Joe Lotito and Robert Steingraber in Sweeney Todd. Michael Davis photo| Syracuse New Times

Pat could work with collaborators, or she might forge ahead solo, as with Alice and earlier with Yes (1979), featuring Bob Brown, Mary Cartier and Cindy Volzing. She joined forces with longtime Salt City Center presence Bob Fitzsimmons for Throne (1986), based partially on Mark Twain’s The Prince and the Pauper. Fitzsimmons, who also suffered an untimely death, was a poker-playing pal like Custer and Luttinger.

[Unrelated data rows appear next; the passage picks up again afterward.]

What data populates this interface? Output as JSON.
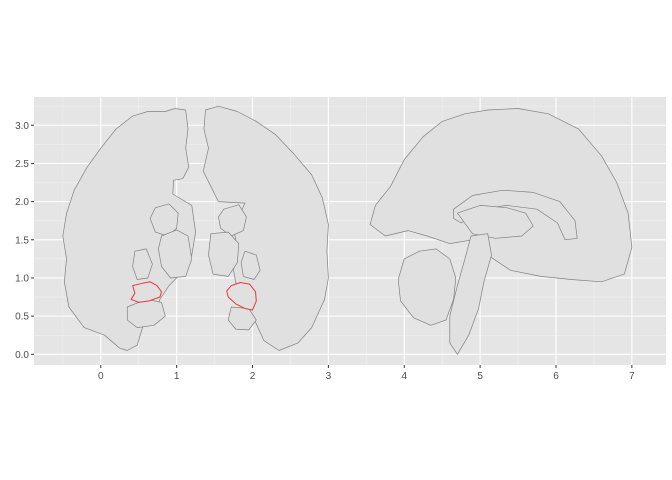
{
  "chart_data": {
    "type": "map",
    "title": "",
    "xlabel": "",
    "ylabel": "",
    "xlim": [
      -0.88,
      7.45
    ],
    "ylim": [
      -0.14,
      3.37
    ],
    "x_ticks": [
      0,
      1,
      2,
      3,
      4,
      5,
      6,
      7
    ],
    "y_ticks": [
      0.0,
      0.5,
      1.0,
      1.5,
      2.0,
      2.5,
      3.0
    ],
    "x_tick_labels": [
      "0",
      "1",
      "2",
      "3",
      "4",
      "5",
      "6",
      "7"
    ],
    "y_tick_labels": [
      "0.0",
      "0.5",
      "1.0",
      "1.5",
      "2.0",
      "2.5",
      "3.0"
    ],
    "grid": true,
    "legend": "none",
    "colors": {
      "panel": "#e5e5e5",
      "grid_major": "#ffffff",
      "grid_minor": "#f2f2f2",
      "region_fill": "#e0e0e0",
      "region_outline": "#808080",
      "highlight_outline": "#e8383b"
    },
    "views": [
      {
        "name": "coronal",
        "regions": [
          {
            "id": "left-hemisphere",
            "highlight": false,
            "points": [
              [
                0.42,
                3.12
              ],
              [
                0.62,
                3.18
              ],
              [
                0.85,
                3.18
              ],
              [
                0.98,
                3.22
              ],
              [
                1.12,
                3.2
              ],
              [
                1.15,
                2.95
              ],
              [
                1.12,
                2.7
              ],
              [
                1.16,
                2.45
              ],
              [
                1.08,
                2.3
              ],
              [
                0.96,
                2.28
              ],
              [
                0.95,
                2.1
              ],
              [
                1.2,
                1.95
              ],
              [
                1.25,
                1.6
              ],
              [
                1.2,
                1.3
              ],
              [
                1.05,
                1.05
              ],
              [
                0.9,
                0.9
              ],
              [
                0.78,
                0.72
              ],
              [
                0.7,
                0.5
              ],
              [
                0.55,
                0.35
              ],
              [
                0.48,
                0.12
              ],
              [
                0.35,
                0.05
              ],
              [
                0.25,
                0.08
              ],
              [
                0.05,
                0.25
              ],
              [
                -0.22,
                0.35
              ],
              [
                -0.42,
                0.62
              ],
              [
                -0.48,
                0.95
              ],
              [
                -0.45,
                1.25
              ],
              [
                -0.5,
                1.55
              ],
              [
                -0.45,
                1.85
              ],
              [
                -0.35,
                2.15
              ],
              [
                -0.18,
                2.45
              ],
              [
                0.0,
                2.7
              ],
              [
                0.2,
                2.95
              ]
            ]
          },
          {
            "id": "right-hemisphere",
            "highlight": false,
            "points": [
              [
                1.38,
                3.2
              ],
              [
                1.55,
                3.25
              ],
              [
                1.8,
                3.18
              ],
              [
                2.05,
                3.05
              ],
              [
                2.3,
                2.88
              ],
              [
                2.55,
                2.62
              ],
              [
                2.78,
                2.35
              ],
              [
                2.92,
                2.05
              ],
              [
                3.0,
                1.7
              ],
              [
                2.98,
                1.35
              ],
              [
                3.0,
                1.0
              ],
              [
                2.95,
                0.72
              ],
              [
                2.78,
                0.35
              ],
              [
                2.6,
                0.15
              ],
              [
                2.35,
                0.05
              ],
              [
                2.15,
                0.18
              ],
              [
                2.05,
                0.4
              ],
              [
                1.95,
                0.6
              ],
              [
                1.8,
                0.82
              ],
              [
                1.75,
                1.1
              ],
              [
                1.8,
                1.4
              ],
              [
                1.75,
                1.65
              ],
              [
                1.9,
                1.98
              ],
              [
                1.55,
                2.0
              ],
              [
                1.45,
                2.2
              ],
              [
                1.35,
                2.4
              ],
              [
                1.42,
                2.7
              ],
              [
                1.36,
                2.95
              ]
            ]
          },
          {
            "id": "left-caudate",
            "highlight": false,
            "points": [
              [
                0.72,
                1.92
              ],
              [
                0.9,
                1.97
              ],
              [
                1.02,
                1.85
              ],
              [
                1.0,
                1.65
              ],
              [
                0.88,
                1.55
              ],
              [
                0.72,
                1.6
              ],
              [
                0.65,
                1.78
              ]
            ]
          },
          {
            "id": "right-caudate",
            "highlight": false,
            "points": [
              [
                1.62,
                1.9
              ],
              [
                1.82,
                1.96
              ],
              [
                1.92,
                1.8
              ],
              [
                1.88,
                1.62
              ],
              [
                1.72,
                1.55
              ],
              [
                1.58,
                1.65
              ],
              [
                1.55,
                1.8
              ]
            ]
          },
          {
            "id": "left-thalamus",
            "highlight": false,
            "points": [
              [
                0.8,
                1.55
              ],
              [
                1.0,
                1.63
              ],
              [
                1.15,
                1.55
              ],
              [
                1.2,
                1.25
              ],
              [
                1.12,
                1.02
              ],
              [
                0.92,
                1.0
              ],
              [
                0.8,
                1.15
              ],
              [
                0.76,
                1.38
              ]
            ]
          },
          {
            "id": "right-thalamus",
            "highlight": false,
            "points": [
              [
                1.45,
                1.58
              ],
              [
                1.68,
                1.6
              ],
              [
                1.82,
                1.45
              ],
              [
                1.8,
                1.2
              ],
              [
                1.68,
                1.02
              ],
              [
                1.48,
                1.05
              ],
              [
                1.42,
                1.3
              ]
            ]
          },
          {
            "id": "left-putamen",
            "highlight": false,
            "points": [
              [
                0.45,
                1.35
              ],
              [
                0.6,
                1.38
              ],
              [
                0.68,
                1.18
              ],
              [
                0.62,
                1.0
              ],
              [
                0.48,
                0.98
              ],
              [
                0.42,
                1.15
              ]
            ]
          },
          {
            "id": "right-putamen",
            "highlight": false,
            "points": [
              [
                1.9,
                1.35
              ],
              [
                2.05,
                1.3
              ],
              [
                2.1,
                1.1
              ],
              [
                2.02,
                0.98
              ],
              [
                1.88,
                1.02
              ],
              [
                1.85,
                1.2
              ]
            ]
          },
          {
            "id": "left-hippocampus",
            "highlight": false,
            "points": [
              [
                0.35,
                0.62
              ],
              [
                0.6,
                0.72
              ],
              [
                0.8,
                0.68
              ],
              [
                0.85,
                0.5
              ],
              [
                0.7,
                0.38
              ],
              [
                0.48,
                0.35
              ],
              [
                0.35,
                0.45
              ]
            ]
          },
          {
            "id": "right-hippocampus",
            "highlight": false,
            "points": [
              [
                1.72,
                0.62
              ],
              [
                1.95,
                0.6
              ],
              [
                2.05,
                0.45
              ],
              [
                1.95,
                0.32
              ],
              [
                1.78,
                0.33
              ],
              [
                1.68,
                0.45
              ]
            ]
          },
          {
            "id": "left-amygdala",
            "highlight": true,
            "points": [
              [
                0.42,
                0.9
              ],
              [
                0.55,
                0.93
              ],
              [
                0.65,
                0.95
              ],
              [
                0.74,
                0.9
              ],
              [
                0.8,
                0.82
              ],
              [
                0.78,
                0.75
              ],
              [
                0.64,
                0.7
              ],
              [
                0.5,
                0.68
              ],
              [
                0.4,
                0.72
              ],
              [
                0.45,
                0.8
              ]
            ]
          },
          {
            "id": "right-amygdala",
            "highlight": true,
            "points": [
              [
                1.72,
                0.9
              ],
              [
                1.84,
                0.94
              ],
              [
                1.96,
                0.92
              ],
              [
                2.04,
                0.82
              ],
              [
                2.05,
                0.7
              ],
              [
                2.0,
                0.58
              ],
              [
                1.9,
                0.6
              ],
              [
                1.78,
                0.66
              ],
              [
                1.68,
                0.75
              ],
              [
                1.66,
                0.83
              ]
            ]
          }
        ]
      },
      {
        "name": "sagittal",
        "regions": [
          {
            "id": "cortex",
            "highlight": false,
            "points": [
              [
                4.0,
                2.55
              ],
              [
                4.25,
                2.85
              ],
              [
                4.5,
                3.05
              ],
              [
                4.8,
                3.15
              ],
              [
                5.1,
                3.2
              ],
              [
                5.5,
                3.22
              ],
              [
                5.9,
                3.15
              ],
              [
                6.3,
                2.95
              ],
              [
                6.6,
                2.6
              ],
              [
                6.8,
                2.25
              ],
              [
                6.95,
                1.85
              ],
              [
                7.0,
                1.4
              ],
              [
                6.9,
                1.05
              ],
              [
                6.6,
                0.95
              ],
              [
                6.2,
                0.98
              ],
              [
                5.8,
                1.02
              ],
              [
                5.4,
                1.1
              ],
              [
                5.1,
                1.3
              ],
              [
                4.9,
                1.5
              ],
              [
                4.6,
                1.45
              ],
              [
                4.3,
                1.55
              ],
              [
                4.05,
                1.62
              ],
              [
                3.75,
                1.55
              ],
              [
                3.55,
                1.7
              ],
              [
                3.62,
                1.95
              ],
              [
                3.82,
                2.2
              ]
            ]
          },
          {
            "id": "corpus-callosum",
            "highlight": false,
            "points": [
              [
                4.65,
                1.9
              ],
              [
                4.9,
                2.08
              ],
              [
                5.3,
                2.15
              ],
              [
                5.7,
                2.12
              ],
              [
                6.05,
                2.0
              ],
              [
                6.25,
                1.75
              ],
              [
                6.28,
                1.52
              ],
              [
                6.12,
                1.5
              ],
              [
                6.02,
                1.72
              ],
              [
                5.75,
                1.9
              ],
              [
                5.35,
                1.95
              ],
              [
                5.0,
                1.9
              ],
              [
                4.75,
                1.72
              ],
              [
                4.65,
                1.78
              ]
            ]
          },
          {
            "id": "thalamus",
            "highlight": false,
            "points": [
              [
                4.7,
                1.85
              ],
              [
                5.0,
                1.95
              ],
              [
                5.35,
                1.92
              ],
              [
                5.6,
                1.85
              ],
              [
                5.7,
                1.68
              ],
              [
                5.55,
                1.55
              ],
              [
                5.2,
                1.52
              ],
              [
                4.9,
                1.58
              ]
            ]
          },
          {
            "id": "brainstem",
            "highlight": false,
            "points": [
              [
                4.88,
                1.55
              ],
              [
                5.1,
                1.58
              ],
              [
                5.15,
                1.3
              ],
              [
                5.05,
                0.95
              ],
              [
                4.98,
                0.6
              ],
              [
                4.85,
                0.25
              ],
              [
                4.7,
                0.0
              ],
              [
                4.6,
                0.15
              ],
              [
                4.6,
                0.5
              ],
              [
                4.7,
                0.9
              ],
              [
                4.8,
                1.25
              ]
            ]
          },
          {
            "id": "cerebellum",
            "highlight": false,
            "points": [
              [
                4.0,
                1.25
              ],
              [
                4.2,
                1.35
              ],
              [
                4.42,
                1.38
              ],
              [
                4.6,
                1.25
              ],
              [
                4.68,
                1.0
              ],
              [
                4.65,
                0.72
              ],
              [
                4.55,
                0.45
              ],
              [
                4.35,
                0.38
              ],
              [
                4.12,
                0.48
              ],
              [
                3.95,
                0.7
              ],
              [
                3.92,
                0.98
              ]
            ]
          }
        ]
      }
    ]
  }
}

The last collaborator was a whirlwind named Ken Prescott, who flew into town for a few frenzied seasons but left a lasting mark. He helped to launch A Dickens of a Christmas in December 1994, with dialogue from A Christmas Carol and all music from Lotito. As with Alice, some roles were tailored for local players, notably a growling-to-ebullient Scrooge for Bill Molesky and the orotund Ghost of Christmas Present for Steingraber. Not only is Dickens the all-time box office champ for locally written shows, but it’s the only local product to have toured Palm Springs (!). While there, Pat told a Kentucky-born busboy to come to Syracuse and play leads. That’s what Steve Kazee did, vaulting on to win a Tony Award for Once two years ago.

Pat Lotito was one of the most loved figures in local theater. That affection and admiration arose from thousands of acts of generosity and encouragement not visible to a journalist’s eye. She gave a smile and a boost up when a lash of disgust would have been appropriate from a lesser person.

Shannon Tompkins remembers being a callow 16-year-old when she auditioned for the chorus of a production of 42nd Street. Although she later became a multiple Syracuse New Times Syracuse Area Live Theater (SALT) winner for performance and choreography, at that time Tompkins could not even read music, which she had to admit before the crowd. “Oh, honey,” assured Pat Lotito, “just follow the dots. When they go up, you go up, and when they go down, you go down.”